Pressures of 50-70cm H 2 O are often required and some ventilators cannot
overcome this resistance. An equally severe problem is caused by the
secretions - good adequate suction is needed. In the past the M17A1 mask had
a resuscitube for field ventilation. This is being removed from field issue
and at least for the time being there is not provision for resuscitation in
the field. The drug therapy of choice is atropine. Atropine is an
antichoinergic compound and acts by blocking the effects of acetylcholine at
the receptor site. It is effective only at the muscarinic sites. It causes
the secretions to dry and relieves the smooth muscle constriction in the lung
and gastrointestinal tract. It is relatively ineffective at nicotinic sites -
It has little effect on the skeletal muscle fasciculation and twitching. The
dose and frequency of administration of atropine depend on the condition of
the patient. If a patient has mild dyspnea or is in mild distress from
gastrointestinal symptoms, an intramuscular dose of 2mg might be adequate. If
the distress is more severe the drug might be given intravenously and
probably larger doses (2-8mg) might be given. These doses are high, but they
are needed. It is better to give too much atropine than too little. Atropine
should be titrated against the patient's condition until he recovers. The
guide for giving atropine is to dry up secretions, both in the mouth and in
the lungs. Atropine also causes mydriasis and tachycardia, but these are not
reliable indications of atropinization in nerve agent intoxication. A second
drug that is effective as an adjunct is an oxime. Pralidoxime chloride (2-PAM
Cl, Protopam R ) is the oxime marketed for use in the U.S. Toxogonin is used
in parts of Europe and P 2 S is used in the U.K. and Canada. Whereas atropine
acts by blocking the excess acetylcholine, an oxime acts by removing the
organophosphate from the enzyme cholinesterase, thus removing the poisoning.

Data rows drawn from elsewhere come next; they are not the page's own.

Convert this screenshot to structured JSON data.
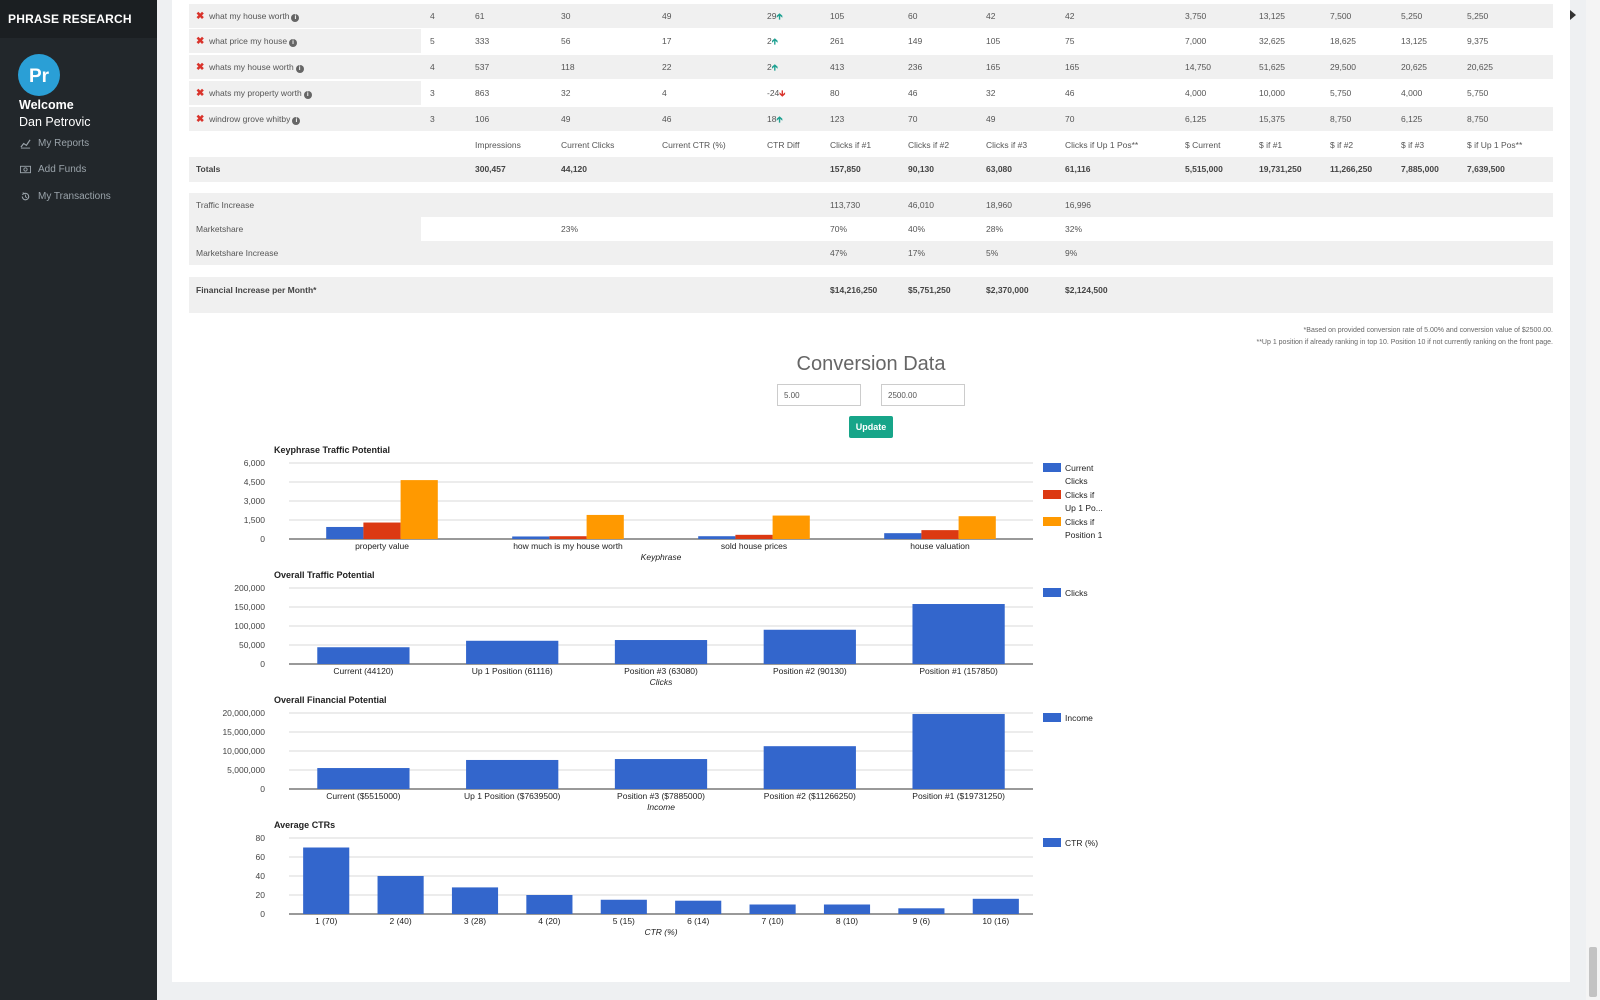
{
  "sidebar": {
    "brand": "PHRASE RESEARCH",
    "welcome": "Welcome",
    "user_name": "Dan Petrovic",
    "items": [
      {
        "label": "My Reports",
        "icon": "line-chart-icon"
      },
      {
        "label": "Add Funds",
        "icon": "money-icon"
      },
      {
        "label": "My Transactions",
        "icon": "history-icon"
      }
    ]
  },
  "table": {
    "rows": [
      {
        "keyword": "what my house worth",
        "c1": "4",
        "c2": "61",
        "c3": "30",
        "c4": "49",
        "diff": "29",
        "dir": "up",
        "c6": "105",
        "c7": "60",
        "c8": "42",
        "c9": "42",
        "c10": "3,750",
        "c11": "13,125",
        "c12": "7,500",
        "c13": "5,250",
        "c14": "5,250"
      },
      {
        "keyword": "what price my house",
        "c1": "5",
        "c2": "333",
        "c3": "56",
        "c4": "17",
        "diff": "2",
        "dir": "up",
        "c6": "261",
        "c7": "149",
        "c8": "105",
        "c9": "75",
        "c10": "7,000",
        "c11": "32,625",
        "c12": "18,625",
        "c13": "13,125",
        "c14": "9,375"
      },
      {
        "keyword": "whats my house worth",
        "c1": "4",
        "c2": "537",
        "c3": "118",
        "c4": "22",
        "diff": "2",
        "dir": "up",
        "c6": "413",
        "c7": "236",
        "c8": "165",
        "c9": "165",
        "c10": "14,750",
        "c11": "51,625",
        "c12": "29,500",
        "c13": "20,625",
        "c14": "20,625"
      },
      {
        "keyword": "whats my property worth",
        "c1": "3",
        "c2": "863",
        "c3": "32",
        "c4": "4",
        "diff": "-24",
        "dir": "down",
        "c6": "80",
        "c7": "46",
        "c8": "32",
        "c9": "46",
        "c10": "4,000",
        "c11": "10,000",
        "c12": "5,750",
        "c13": "4,000",
        "c14": "5,750"
      },
      {
        "keyword": "windrow grove whitby",
        "c1": "3",
        "c2": "106",
        "c3": "49",
        "c4": "46",
        "diff": "18",
        "dir": "up",
        "c6": "123",
        "c7": "70",
        "c8": "49",
        "c9": "70",
        "c10": "6,125",
        "c11": "15,375",
        "c12": "8,750",
        "c13": "6,125",
        "c14": "8,750"
      }
    ],
    "headers": {
      "impressions": "Impressions",
      "current_clicks": "Current Clicks",
      "current_ctr": "Current CTR (%)",
      "ctr_diff": "CTR Diff",
      "clicks1": "Clicks if #1",
      "clicks2": "Clicks if #2",
      "clicks3": "Clicks if #3",
      "clicks_up": "Clicks if Up 1 Pos**",
      "d_current": "$ Current",
      "d1": "$ if #1",
      "d2": "$ if #2",
      "d3": "$ if #3",
      "d_up": "$ if Up 1 Pos**"
    },
    "totals": {
      "label": "Totals",
      "impressions": "300,457",
      "current_clicks": "44,120",
      "clicks1": "157,850",
      "clicks2": "90,130",
      "clicks3": "63,080",
      "clicks_up": "61,116",
      "d_current": "5,515,000",
      "d1": "19,731,250",
      "d2": "11,266,250",
      "d3": "7,885,000",
      "d_up": "7,639,500"
    },
    "traffic_increase": {
      "label": "Traffic Increase",
      "c1": "113,730",
      "c2": "46,010",
      "c3": "18,960",
      "c4": "16,996"
    },
    "marketshare": {
      "label": "Marketshare",
      "current": "23%",
      "c1": "70%",
      "c2": "40%",
      "c3": "28%",
      "c4": "32%"
    },
    "marketshare_increase": {
      "label": "Marketshare Increase",
      "c1": "47%",
      "c2": "17%",
      "c3": "5%",
      "c4": "9%"
    },
    "financial_increase": {
      "label": "Financial Increase per Month*",
      "c1": "$14,216,250",
      "c2": "$5,751,250",
      "c3": "$2,370,000",
      "c4": "$2,124,500"
    }
  },
  "footnotes": {
    "line1": "*Based on provided conversion rate of 5.00% and conversion value of $2500.00.",
    "line2": "**Up 1 position if already ranking in top 10. Position 10 if not currently ranking on the front page."
  },
  "conversion": {
    "title": "Conversion Data",
    "rate": "5.00",
    "value": "2500.00",
    "update_label": "Update"
  },
  "colors": {
    "blue": "#3366cc",
    "red": "#dc3912",
    "orange": "#ff9900",
    "teal": "#17a589"
  },
  "chart_data": [
    {
      "type": "bar",
      "title": "Keyphrase Traffic Potential",
      "xlabel": "Keyphrase",
      "ylabel": "",
      "ylim": [
        0,
        6000
      ],
      "yticks": [
        "0",
        "1,500",
        "3,000",
        "4,500",
        "6,000"
      ],
      "ytick_values": [
        0,
        1500,
        3000,
        4500,
        6000
      ],
      "categories": [
        "property value",
        "how much is my house worth",
        "sold house prices",
        "house valuation"
      ],
      "series": [
        {
          "name": "Current Clicks",
          "legend_lines": [
            "Current",
            "Clicks"
          ],
          "color": "#3366cc",
          "values": [
            950,
            200,
            220,
            460
          ]
        },
        {
          "name": "Clicks if Up 1 Po...",
          "legend_lines": [
            "Clicks if",
            "Up 1 Po..."
          ],
          "color": "#dc3912",
          "values": [
            1300,
            220,
            330,
            700
          ]
        },
        {
          "name": "Clicks if Position 1",
          "legend_lines": [
            "Clicks if",
            "Position 1"
          ],
          "color": "#ff9900",
          "values": [
            4650,
            1900,
            1850,
            1800
          ]
        }
      ],
      "grid": true,
      "legend": "right"
    },
    {
      "type": "bar",
      "title": "Overall Traffic Potential",
      "xlabel": "Clicks",
      "ylim": [
        0,
        200000
      ],
      "yticks": [
        "0",
        "50,000",
        "100,000",
        "150,000",
        "200,000"
      ],
      "ytick_values": [
        0,
        50000,
        100000,
        150000,
        200000
      ],
      "categories": [
        "Current (44120)",
        "Up 1 Position (61116)",
        "Position #3 (63080)",
        "Position #2 (90130)",
        "Position #1 (157850)"
      ],
      "series": [
        {
          "name": "Clicks",
          "legend_lines": [
            "Clicks"
          ],
          "color": "#3366cc",
          "values": [
            44120,
            61116,
            63080,
            90130,
            157850
          ]
        }
      ],
      "grid": true,
      "legend": "right"
    },
    {
      "type": "bar",
      "title": "Overall Financial Potential",
      "xlabel": "Income",
      "ylim": [
        0,
        20000000
      ],
      "yticks": [
        "0",
        "5,000,000",
        "10,000,000",
        "15,000,000",
        "20,000,000"
      ],
      "ytick_values": [
        0,
        5000000,
        10000000,
        15000000,
        20000000
      ],
      "categories": [
        "Current ($5515000)",
        "Up 1 Position ($7639500)",
        "Position #3 ($7885000)",
        "Position #2 ($11266250)",
        "Position #1 ($19731250)"
      ],
      "series": [
        {
          "name": "Income",
          "legend_lines": [
            "Income"
          ],
          "color": "#3366cc",
          "values": [
            5515000,
            7639500,
            7885000,
            11266250,
            19731250
          ]
        }
      ],
      "grid": true,
      "legend": "right"
    },
    {
      "type": "bar",
      "title": "Average CTRs",
      "xlabel": "CTR (%)",
      "ylim": [
        0,
        80
      ],
      "yticks": [
        "0",
        "20",
        "40",
        "60",
        "80"
      ],
      "ytick_values": [
        0,
        20,
        40,
        60,
        80
      ],
      "categories": [
        "1 (70)",
        "2 (40)",
        "3 (28)",
        "4 (20)",
        "5 (15)",
        "6 (14)",
        "7 (10)",
        "8 (10)",
        "9 (6)",
        "10 (16)"
      ],
      "series": [
        {
          "name": "CTR (%)",
          "legend_lines": [
            "CTR (%)"
          ],
          "color": "#3366cc",
          "values": [
            70,
            40,
            28,
            20,
            15,
            14,
            10,
            10,
            6,
            16
          ]
        }
      ],
      "grid": true,
      "legend": "right"
    }
  ]
}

However, there are limitations to the effects of oximes. With time many
organophosphate compounds become irreversibly bound to cholinesterase and are
then refractory to oxime therapy. This process is called aging, and aging
occurs about 5 hours after GB (Sarin) poisoning and about 2 minutes after GD
(Soman) poisoning. This means that for practical purposes oximes are
ineffective in GD poisoning. The dose of 2-PAM Cl is 1 gram given slowly
(20-25 minutes) intravenously.
Hypertension will occur if the drug is administered too rapidly. The dose should be repeated at hourly intervals for 2-3 doses if needed. 2-PAM Cl is being fielded in an injector containing 600mg for intramuscular injection for self or buddy aid. Oximes are not effective if given alone (without atropine). Cardiac arrhythmias are usually not a problem with one exception. It has been shown in experimental animals that the rapid I.V. administration of atropine to an anoxic animal may cause ventricular fibrillation. So it might be best to ventilate the patient first or to give atropine slowly while attempting ventilation. On the other hand, ventilation is much easier after atropine is given as the drug markedly reduces the bronchospasm.